В итоге к настоящему времени сложилась следующая ситуация. Если для широкого читателя стихи Баркова по-прежнему либо terra incognita, либо пример чего-то малопонятного и не вполне пристойного, то для специалистов-филологов утверждать важность места Баркова в русской поэзии уже нет необходимости, и серьёзное влияние его поэтики на творчество ряда авторов рубежа XVIII - XIX вв., особенно Г.Р. Державина, является доказанным фактом. Последнее обстоятельство позволило М.И. Шапиру относительно недавно высказать такие соображения: «В ряду историко-литературных убеждений автора настоящей статьи не последнее место занимают два взаимосвязанных тезиса:
1) классическая русская литература складывалась под сильным влиянием поэтики бурлеска;
2) в истории русского бурлеска одну из ключевых ролей сыграли Барков и барковщина XVIII столетия.
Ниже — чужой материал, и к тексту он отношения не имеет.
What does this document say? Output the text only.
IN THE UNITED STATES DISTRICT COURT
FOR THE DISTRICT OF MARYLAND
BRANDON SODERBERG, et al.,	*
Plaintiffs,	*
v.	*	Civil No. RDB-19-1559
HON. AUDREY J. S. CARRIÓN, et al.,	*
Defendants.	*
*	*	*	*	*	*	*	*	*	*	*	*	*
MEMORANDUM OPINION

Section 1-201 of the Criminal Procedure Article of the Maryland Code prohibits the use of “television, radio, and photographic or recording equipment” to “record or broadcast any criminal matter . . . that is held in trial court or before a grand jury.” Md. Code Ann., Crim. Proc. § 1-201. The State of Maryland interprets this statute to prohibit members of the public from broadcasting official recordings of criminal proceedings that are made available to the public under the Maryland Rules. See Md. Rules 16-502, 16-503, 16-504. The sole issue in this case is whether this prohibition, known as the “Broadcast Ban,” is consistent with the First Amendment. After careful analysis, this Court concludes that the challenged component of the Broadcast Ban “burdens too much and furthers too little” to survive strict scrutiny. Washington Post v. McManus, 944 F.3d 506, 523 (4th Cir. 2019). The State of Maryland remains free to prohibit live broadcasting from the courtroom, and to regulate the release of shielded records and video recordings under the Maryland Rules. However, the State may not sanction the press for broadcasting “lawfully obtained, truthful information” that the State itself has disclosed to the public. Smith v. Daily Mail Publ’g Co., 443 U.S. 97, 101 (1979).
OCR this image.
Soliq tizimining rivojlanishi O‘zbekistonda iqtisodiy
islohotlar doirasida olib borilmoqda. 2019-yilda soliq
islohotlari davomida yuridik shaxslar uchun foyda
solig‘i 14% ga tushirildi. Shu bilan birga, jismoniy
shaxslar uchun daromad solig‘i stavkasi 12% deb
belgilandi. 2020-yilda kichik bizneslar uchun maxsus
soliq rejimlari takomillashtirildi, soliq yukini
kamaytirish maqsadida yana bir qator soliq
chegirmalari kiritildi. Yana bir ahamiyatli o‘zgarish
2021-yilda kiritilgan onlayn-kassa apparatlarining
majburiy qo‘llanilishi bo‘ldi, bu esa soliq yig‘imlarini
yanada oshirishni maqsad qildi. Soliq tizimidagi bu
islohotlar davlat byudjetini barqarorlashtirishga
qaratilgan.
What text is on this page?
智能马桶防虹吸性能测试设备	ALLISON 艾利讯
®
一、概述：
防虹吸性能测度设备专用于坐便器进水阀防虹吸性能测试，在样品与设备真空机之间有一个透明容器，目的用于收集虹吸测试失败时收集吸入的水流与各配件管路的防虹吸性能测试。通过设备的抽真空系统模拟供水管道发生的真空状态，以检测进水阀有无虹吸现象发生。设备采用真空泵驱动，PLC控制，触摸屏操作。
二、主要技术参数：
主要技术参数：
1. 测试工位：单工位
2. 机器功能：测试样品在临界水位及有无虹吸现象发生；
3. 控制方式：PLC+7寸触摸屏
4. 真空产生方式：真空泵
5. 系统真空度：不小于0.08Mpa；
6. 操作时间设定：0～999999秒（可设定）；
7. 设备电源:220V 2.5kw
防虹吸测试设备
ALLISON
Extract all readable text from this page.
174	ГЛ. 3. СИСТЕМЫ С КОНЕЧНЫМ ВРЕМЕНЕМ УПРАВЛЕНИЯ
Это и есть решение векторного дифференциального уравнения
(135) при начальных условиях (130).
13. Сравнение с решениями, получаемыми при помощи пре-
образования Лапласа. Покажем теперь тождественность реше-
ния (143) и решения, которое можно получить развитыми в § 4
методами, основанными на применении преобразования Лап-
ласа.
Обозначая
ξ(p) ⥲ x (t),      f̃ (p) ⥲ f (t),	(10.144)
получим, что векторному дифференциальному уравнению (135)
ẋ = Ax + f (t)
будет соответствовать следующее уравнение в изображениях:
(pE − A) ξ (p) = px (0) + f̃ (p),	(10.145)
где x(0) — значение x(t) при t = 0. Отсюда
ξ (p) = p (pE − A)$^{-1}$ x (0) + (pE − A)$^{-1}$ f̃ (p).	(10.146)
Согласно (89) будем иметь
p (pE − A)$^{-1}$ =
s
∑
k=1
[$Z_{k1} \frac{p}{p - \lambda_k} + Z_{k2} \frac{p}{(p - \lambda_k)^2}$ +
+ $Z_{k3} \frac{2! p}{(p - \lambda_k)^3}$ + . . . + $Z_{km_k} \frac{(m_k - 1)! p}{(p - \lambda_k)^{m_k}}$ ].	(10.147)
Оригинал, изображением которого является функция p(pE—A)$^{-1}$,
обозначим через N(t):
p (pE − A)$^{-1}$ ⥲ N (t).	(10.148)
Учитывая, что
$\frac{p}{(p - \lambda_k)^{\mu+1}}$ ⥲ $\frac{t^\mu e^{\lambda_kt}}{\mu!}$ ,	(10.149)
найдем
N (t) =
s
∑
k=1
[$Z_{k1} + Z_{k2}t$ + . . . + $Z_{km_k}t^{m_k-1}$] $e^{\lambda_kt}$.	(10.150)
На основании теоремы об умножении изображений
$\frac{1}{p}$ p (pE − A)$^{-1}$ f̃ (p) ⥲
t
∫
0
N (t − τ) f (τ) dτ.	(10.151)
Если оба тезиса верны, значит, Барков и отдельные его последователи в какой-то степени определили (прямо или косвенно) своеобразие национальной литературной традиции. <...> Оценивая роль, какую создатель "Фелицы" сыграл в становлении национальной литературы, Белинский провозгласил его "отцом русских поэтов". Но если Державин русским поэтам "отец", то выходит, Барков им "дед". На своих "внуков": Батюшкова, Жуковского, Пушкина и других - он влиял и напрямую, и через посредство Державина, подобно тому как сам Державин усваивал уроки Ломоносова не только из первых рук. но также в пересказе Баркова» [23, с. 397, 439].
Действительно, следы воздействия Баркова на Державина обнаруживаются до сих пор [10, с. 5-9], и сейчас уже очевидно, что эти двое классиков стоят у истоков богатейшей и одной из наиболее плодотворных ветвей русской изящной словесности, зиждущейся на бурлескном начале. «Произведения Баркова, выдававшие в авторе прекрасно образованного человека, овладевшего всеми тонкостями пародируемого материала, рассчитанные на читателя, способного оценить ювелирность мастерства поэта, привлекали к его творчеству многих образованных людей эпохи, в числе которых были Пушкин и Державин», -пишет Л.А. Казакова [24, с. 203]. В соответствии с историко-литературным принципом следовало бы только поменять местами названные имена.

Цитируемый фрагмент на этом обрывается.